Perhaps one day Kathleen Stock will be viewed as having been on the wrong side of social history. But when attitudes are still evolving, you need discussion and debate to work out how to resolve potential conflicts between competing principles and how to redefine key terms.

You need discussion and debate to work out how to resolve potential conflicts.

It is not just the threat to academic freedom which worries me. It is also the increasing acceptance that people have the right never to be offended and that their interpretation of offence trumps any objective analysis of it. ‘My truth’ will win out over ‘the truth’.

This is difficult – because if you have not lived in someone else’s shoes, you cannot know what life is like for them. The novelist Sebastian Faulks was reported in this week’s papers as feeling uncomfortable describing female characters as he is male. Bernardine Evaristo, the first Black female winner of the Booker Prize, disagreed and decried the creeping trend which says that writers should stick to themes of which they have personal experience.

This begs the question: can we ever make judgements about the experience of another human being, or must their report of it always take precedence? Perhaps what we need to distinguish between is what is true and what is valid. All experiences should be valid, everyone deserves to be listened to, but if we move too far away from the search for some sort of truth – whether set by scientific or historical fact or ethical frameworks – then I think we are in perilous waters.

In our quest for greater diversity and inclusion, we must ask the right questions and have an open discussion. Too much of the debate so far has rested on assumptions that nobody wants to challenge. Academic theories about inclusion are no longer theories to be examined – they are self-evident truths.

An example concerns curriculum reform and the idea that a curriculum must be truly representative of the society in which it operates. We have made changes to our curriculum over the years to increase the cultural diversity of what we teach and we celebrate this. And we will continue to make changes in a carefully planned and reflective manner.

A curriculum needs to do many things and there is quite a body of educational philosophy on its role. Ultimately, a curriculum must be determined not by petition but by discussion about core principles. In designing a curriculum you have to make important choices. Where does inclusion come in the hierarchy of principles governing curriculum design? At what point is your curriculum sufficiently inclusive? How do you settle the question of whether to teach what has been most influential or what is most inclusive?

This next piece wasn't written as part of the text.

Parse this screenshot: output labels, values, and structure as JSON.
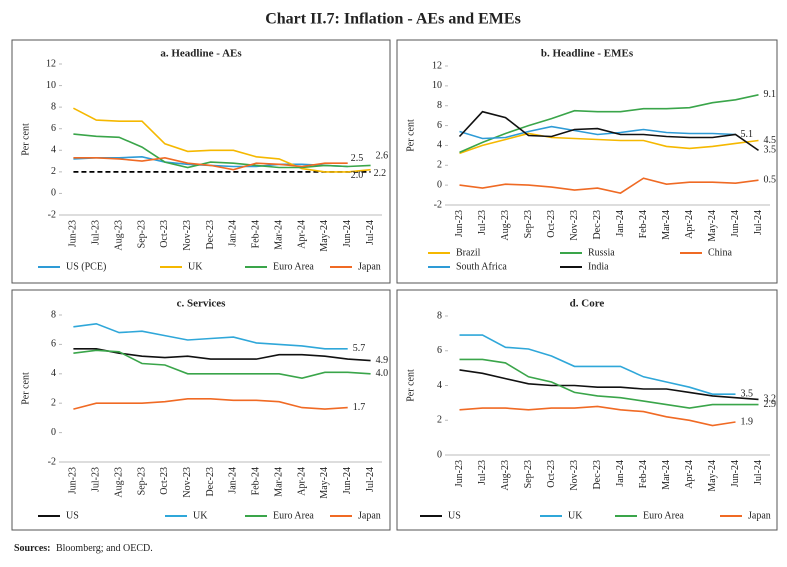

These are questions which demand the full application of our critical faculties. We must be neither tokenistic nor dogmatic in our approach to curriculum design. It worries me that there are no dissenting voices on the subject of the current wave of curriculum audits – this is not normal in the educational world. We tear ourselves apart with discussions about how strict we should be about uniform policies, but on arguably a far more important matter – curriculum design – we are not debating.

I have always thought of myself as a human being first and a woman second. I have always thought that the great thing about being in a GDST school was that you are never limited nor defined by your sex. You are free to focus on the full development of your human potential. Increasingly, society is asking us to remember our immutable characteristics. I have never faced discrimination (aside from, perhaps, a fair bit of mansplaining), so perhaps my point of view is not worth consideration. But I hope that in our justified mission to protect identities who have suffered terrible discrimination, we do not fall prey to what sometimes feels like an increasingly reductionist analysis of the human experience.

We should look for similarities rather than differences.

One of our teachers often uses a memorable phrase in her assemblies and it is a great one to end on – we should look for similarities rather than differences. In other words we should celebrate our common humanity and in so doing seek mutual understanding between those with different experiences of the world. Discussion and the quest for knowledge should lie at the heart of this.

Blog post by Vicky Bingham, Headmistress from 2017 to 2023.